There is another serious objection to Brown’s proposal. He is appointing Sir Christopher Kelly and the Committee on Standards in Pulic Life to look at all the relevant issues involved in MPs’ allowances ‘as speedily as possible’ (why not set a precise date, as is usual, say by the end of June?). Yet his own proposal for solving the problem via a daily overnight allowance surely pre-empts the very inquiry he himself has set up. Worse, it seems the Government is determined to push the matter to a vote in the House on Thursday of next week (30 April) on the basis of the Prime Minister’s proposals, even though there has been no consultation with the other parties and no deliberation on the pitfalls and drawbacks.
The second way to reform the system, which a few at Westminster have advocated, is a significant pay rise for MPs to substitute for the abolition of the ACA. That has all the disadvantages set out above, and in the current climate MPs need it like a hole in the head. Frankly it should be a complete non-starter.
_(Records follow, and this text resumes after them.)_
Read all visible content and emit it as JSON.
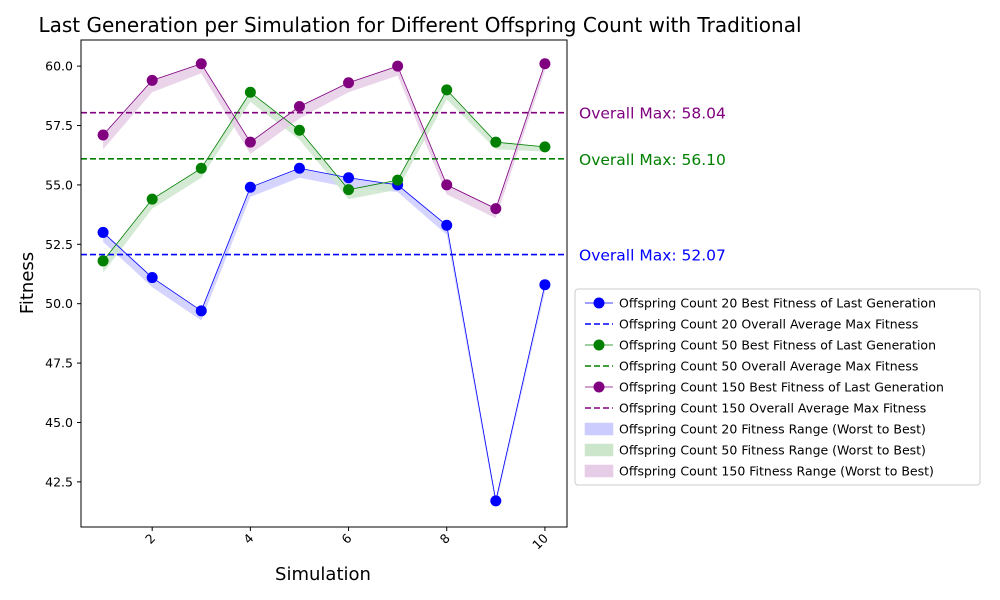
{
  "chart_data": {
    "type": "line",
    "title": "Last Generation per Simulation for Different Offspring Count with Traditional",
    "xlabel": "Simulation",
    "ylabel": "Fitness",
    "xlim": [
      0.55,
      10.45
    ],
    "ylim": [
      40.6,
      61.1
    ],
    "xticks": [
      2,
      4,
      6,
      8,
      10
    ],
    "yticks": [
      42.5,
      45.0,
      47.5,
      50.0,
      52.5,
      55.0,
      57.5,
      60.0
    ],
    "ytick_labels": [
      "42.5",
      "45.0",
      "47.5",
      "50.0",
      "52.5",
      "55.0",
      "57.5",
      "60.0"
    ],
    "grid": false,
    "legend_position": "right",
    "x": [
      1,
      2,
      3,
      4,
      5,
      6,
      7,
      8,
      9,
      10
    ],
    "series": [
      {
        "name": "Offspring Count 20 Best Fitness of Last Generation",
        "color": "#0000ff",
        "values": [
          53.0,
          51.1,
          49.7,
          54.9,
          55.7,
          55.3,
          55.0,
          53.3,
          41.7,
          50.8
        ],
        "range_low": [
          52.6,
          50.7,
          49.3,
          54.5,
          55.3,
          54.9,
          54.7,
          52.9,
          41.5,
          50.5
        ],
        "range_name": "Offspring Count 20 Fitness Range (Worst to Best)",
        "range_color": "#ccccff",
        "overall_max": 52.07,
        "overall_name": "Offspring Count 20 Overall Average Max Fitness",
        "overall_label": "Overall Max: 52.07"
      },
      {
        "name": "Offspring Count 50 Best Fitness of Last Generation",
        "color": "#008000",
        "values": [
          51.8,
          54.4,
          55.7,
          58.9,
          57.3,
          54.8,
          55.2,
          59.0,
          56.8,
          56.6
        ],
        "range_low": [
          51.3,
          54.0,
          55.3,
          58.5,
          56.9,
          54.4,
          54.8,
          58.6,
          56.5,
          56.4
        ],
        "range_name": "Offspring Count 50 Fitness Range (Worst to Best)",
        "range_color": "#cce6cc",
        "overall_max": 56.1,
        "overall_name": "Offspring Count 50 Overall Average Max Fitness",
        "overall_label": "Overall Max: 56.10"
      },
      {
        "name": "Offspring Count 150 Best Fitness of Last Generation",
        "color": "#800080",
        "values": [
          57.1,
          59.4,
          60.1,
          56.8,
          58.3,
          59.3,
          60.0,
          55.0,
          54.0,
          60.1
        ],
        "range_low": [
          56.5,
          58.9,
          59.7,
          56.3,
          57.8,
          58.9,
          59.6,
          54.6,
          53.6,
          59.8
        ],
        "range_name": "Offspring Count 150 Fitness Range (Worst to Best)",
        "range_color": "#e6cce6",
        "overall_max": 58.04,
        "overall_name": "Offspring Count 150 Overall Average Max Fitness",
        "overall_label": "Overall Max: 58.04"
      }
    ]
  }
}
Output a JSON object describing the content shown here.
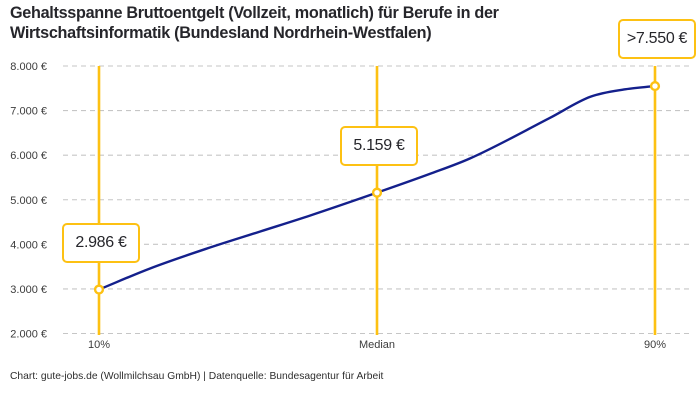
{
  "title": "Gehaltsspanne Bruttoentgelt (Vollzeit, monatlich) für Berufe in der Wirtschaftsinformatik (Bundesland Nordrhein-Westfalen)",
  "footer": "Chart: gute-jobs.de (Wollmilchsau GmbH) | Datenquelle: Bundesagentur für Arbeit",
  "colors": {
    "accent_yellow": "#FDC113",
    "line_blue": "#14208C",
    "grid_gray": "#C6C6C6",
    "text_dark": "#26262B",
    "background": "#FFFFFF"
  },
  "chart_data": {
    "type": "line",
    "title": "Gehaltsspanne Bruttoentgelt (Vollzeit, monatlich) für Berufe in der Wirtschaftsinformatik (Bundesland Nordrhein-Westfalen)",
    "xlabel": "",
    "ylabel": "",
    "grid": "horizontal dashed",
    "legend": "none",
    "x_axis": {
      "unit": "percentile",
      "range": [
        10,
        90
      ],
      "tick_positions": [
        10,
        50,
        90
      ],
      "tick_labels": [
        "10%",
        "Median",
        "90%"
      ]
    },
    "y_axis": {
      "unit": "EUR per month",
      "range": [
        2000,
        8000
      ],
      "tick_values": [
        8000,
        7000,
        6000,
        5000,
        4000,
        3000,
        2000
      ],
      "tick_labels": [
        "8.000 €",
        "7.000 €",
        "6.000 €",
        "5.000 €",
        "4.000 €",
        "3.000 €",
        "2.000 €"
      ]
    },
    "markers": [
      {
        "category": "10%",
        "percentile": 10,
        "value": 2986,
        "label": "2.986 €"
      },
      {
        "category": "Median",
        "percentile": 50,
        "value": 5159,
        "label": "5.159 €"
      },
      {
        "category": "90%",
        "percentile": 90,
        "value": 7550,
        "label": ">7.550 €"
      }
    ],
    "series": [
      {
        "name": "Bruttoentgelt",
        "samples": [
          {
            "percentile": 10.0,
            "value": 2986
          },
          {
            "percentile": 17.3,
            "value": 3456
          },
          {
            "percentile": 25.3,
            "value": 3894
          },
          {
            "percentile": 33.2,
            "value": 4288
          },
          {
            "percentile": 40.4,
            "value": 4647
          },
          {
            "percentile": 50.0,
            "value": 5159
          },
          {
            "percentile": 57.6,
            "value": 5580
          },
          {
            "percentile": 63.4,
            "value": 5928
          },
          {
            "percentile": 74.9,
            "value": 6838
          },
          {
            "percentile": 80.7,
            "value": 7310
          },
          {
            "percentile": 85.7,
            "value": 7477
          },
          {
            "percentile": 90.0,
            "value": 7550
          }
        ]
      }
    ]
  }
}
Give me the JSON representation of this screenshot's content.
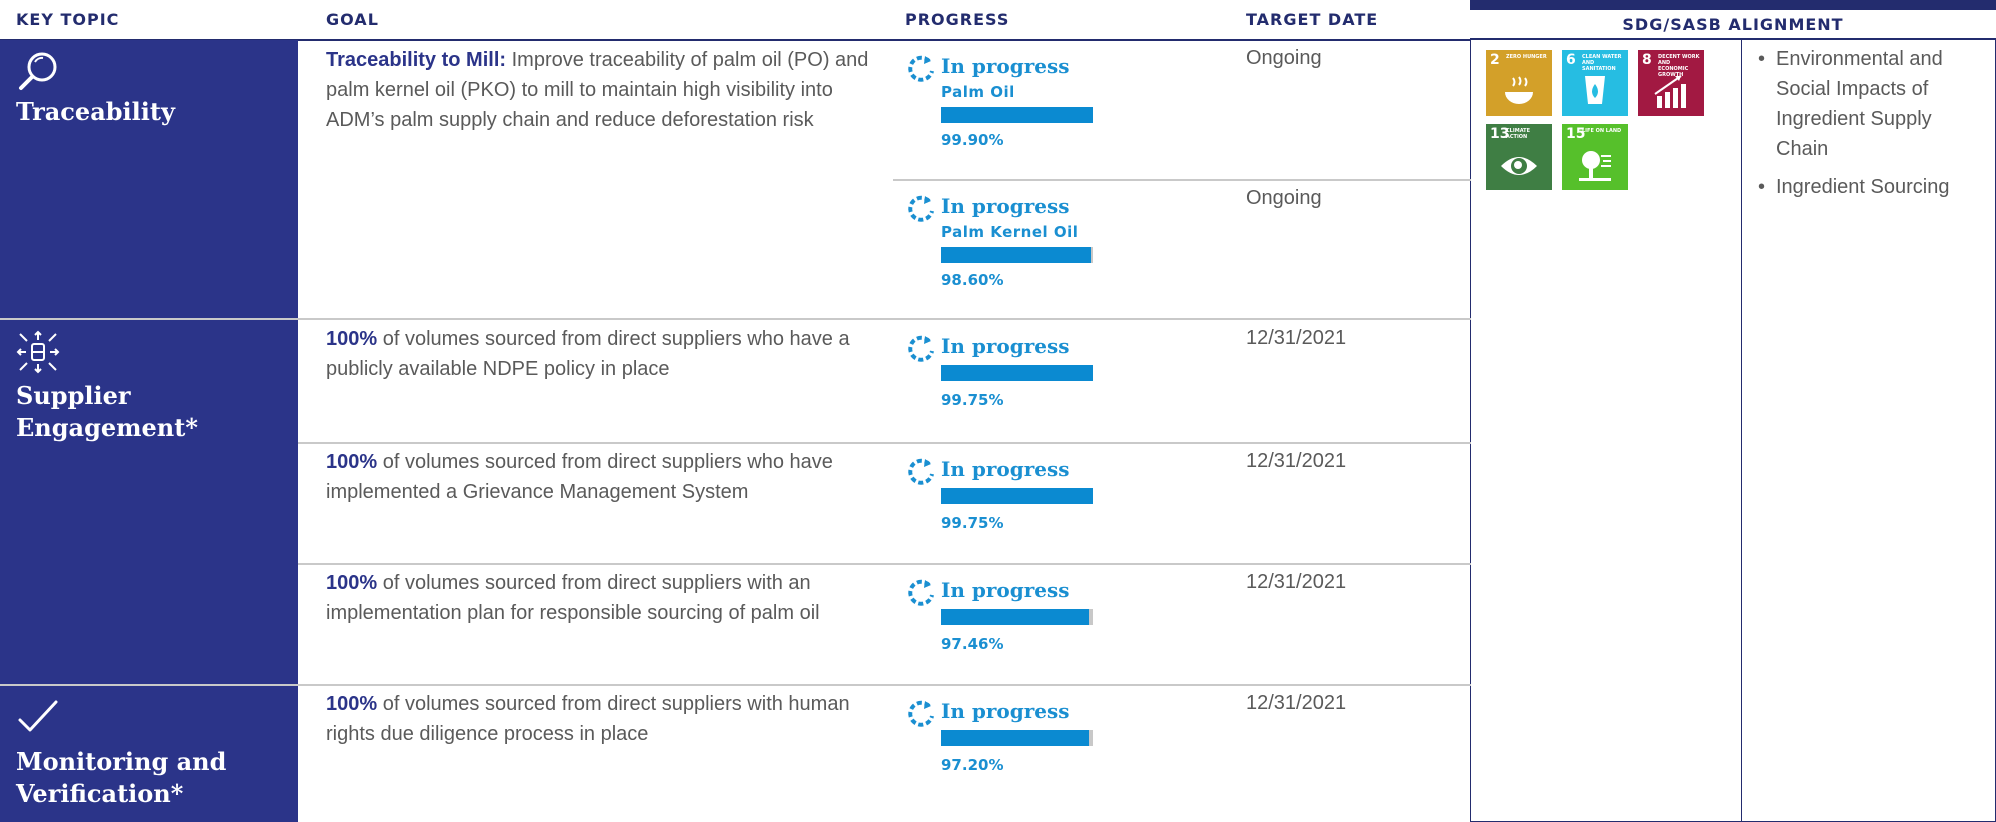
{
  "headers": {
    "key_topic": "KEY TOPIC",
    "goal": "GOAL",
    "progress": "PROGRESS",
    "target_date": "TARGET DATE",
    "sdg": "SDG/SASB ALIGNMENT"
  },
  "topics": [
    {
      "label": "Traceability",
      "icon": "magnifier-icon"
    },
    {
      "label": "Supplier Engagement*",
      "icon": "supplier-network-icon"
    },
    {
      "label": "Monitoring and Verification*",
      "icon": "checkmark-icon"
    }
  ],
  "goals": [
    {
      "bold": "Traceability to Mill:",
      "text": " Improve traceability of palm oil (PO) and palm kernel oil (PKO) to mill to maintain high visibility into ADM’s palm supply chain and reduce deforestation risk"
    },
    {
      "bold": "100%",
      "text": " of volumes sourced from direct suppliers who have a publicly available NDPE policy in place"
    },
    {
      "bold": "100%",
      "text": " of volumes sourced from direct suppliers who have implemented a Grievance Management System"
    },
    {
      "bold": "100%",
      "text": " of volumes sourced from direct suppliers with an implementation plan for responsible sourcing of palm oil"
    },
    {
      "bold": "100%",
      "text": " of volumes sourced from direct suppliers with human rights due diligence process in place"
    }
  ],
  "progress": [
    {
      "status": "In progress",
      "sub": "Palm Oil",
      "pct": "99.90%",
      "value": 0.999
    },
    {
      "status": "In progress",
      "sub": "Palm Kernel Oil",
      "pct": "98.60%",
      "value": 0.986
    },
    {
      "status": "In progress",
      "sub": "",
      "pct": "99.75%",
      "value": 0.9975
    },
    {
      "status": "In progress",
      "sub": "",
      "pct": "99.75%",
      "value": 0.9975
    },
    {
      "status": "In progress",
      "sub": "",
      "pct": "97.46%",
      "value": 0.9746
    },
    {
      "status": "In progress",
      "sub": "",
      "pct": "97.20%",
      "value": 0.972
    }
  ],
  "dates": [
    "Ongoing",
    "Ongoing",
    "12/31/2021",
    "12/31/2021",
    "12/31/2021",
    "12/31/2021"
  ],
  "sdg_tiles": [
    {
      "num": "2",
      "title": "Zero Hunger",
      "color": "#d3a029",
      "icon": "bowl-icon"
    },
    {
      "num": "6",
      "title": "Clean Water and Sanitation",
      "color": "#26bde2",
      "icon": "water-drop-icon"
    },
    {
      "num": "8",
      "title": "Decent Work and Economic Growth",
      "color": "#a21942",
      "icon": "growth-chart-icon"
    },
    {
      "num": "13",
      "title": "Climate Action",
      "color": "#3f7e44",
      "icon": "eye-globe-icon"
    },
    {
      "num": "15",
      "title": "Life on Land",
      "color": "#56c02b",
      "icon": "tree-icon"
    }
  ],
  "sasb": [
    "Environmental and Social Impacts of Ingredient Supply Chain",
    "Ingredient Sourcing"
  ],
  "colors": {
    "navy": "#2b3489",
    "blue": "#1a8fd1",
    "bar": "#0b8ad1"
  }
}
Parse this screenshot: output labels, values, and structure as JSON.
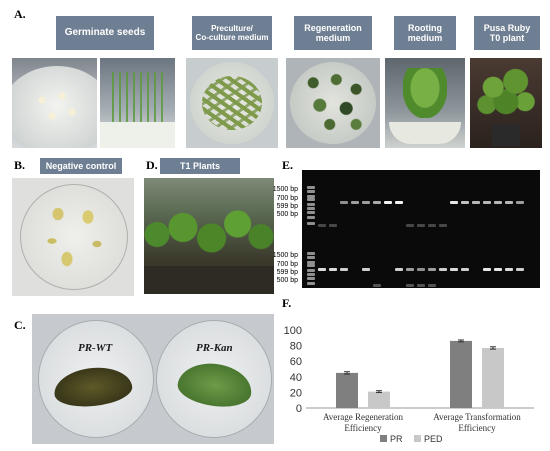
{
  "panel_labels": {
    "a": "A.",
    "b": "B.",
    "c": "C.",
    "d": "D.",
    "e": "E.",
    "f": "F."
  },
  "headers": {
    "germinate": "Germinate seeds",
    "preculture_line1": "Preculture/",
    "preculture_line2": "Co-culture medium",
    "regeneration_line1": "Regeneration",
    "regeneration_line2": "medium",
    "rooting_line1": "Rooting",
    "rooting_line2": "medium",
    "pusa_line1": "Pusa Ruby",
    "pusa_line2": "T0 plant",
    "negative_control": "Negative control",
    "t1_plants": "T1 Plants"
  },
  "plate_labels": {
    "wt": "PR-WT",
    "kan": "PR-Kan"
  },
  "gel": {
    "ladder_top": [
      "1500 bp",
      "700 bp",
      "599 bp",
      "500 bp"
    ],
    "ladder_bottom": [
      "1500 bp",
      "700 bp",
      "599 bp",
      "500 bp"
    ]
  },
  "colors": {
    "header_bg": "#6f7f93",
    "pr_bar": "#7f7f7f",
    "ped_bar": "#c8c8c8"
  },
  "chart_data": {
    "type": "bar",
    "categories": [
      "Average Regeneration Efficiency",
      "Average Transformation Efficiency"
    ],
    "category_lines": [
      [
        "Average Regeneration",
        "Efficiency"
      ],
      [
        "Average Transformation",
        "Efficiency"
      ]
    ],
    "series": [
      {
        "name": "PR",
        "values": [
          45,
          86
        ],
        "errors": [
          1.5,
          1.2
        ]
      },
      {
        "name": "PED",
        "values": [
          21,
          77
        ],
        "errors": [
          1.2,
          1.5
        ]
      }
    ],
    "ylim": [
      0,
      100
    ],
    "yticks": [
      0,
      20,
      40,
      60,
      80,
      100
    ],
    "grid": false,
    "legend_position": "bottom"
  }
}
The third alternative is the least bad option, so long as reform of the ACA is tough and rigorous (as proposed in my blog of 2 April) and not left to MPs in the last analysis to determine for themselves. Self-regulation has patently failed, and the decision on MPs’ pay and due and proper allowances should be settled by a high-level external regulatory authority. Sir Christopher Kelly’s committee should be told to report by a clear date before the summer, which would allow full opportunity for public debate of the issues, and their conclusions should then be implemented before the House rises.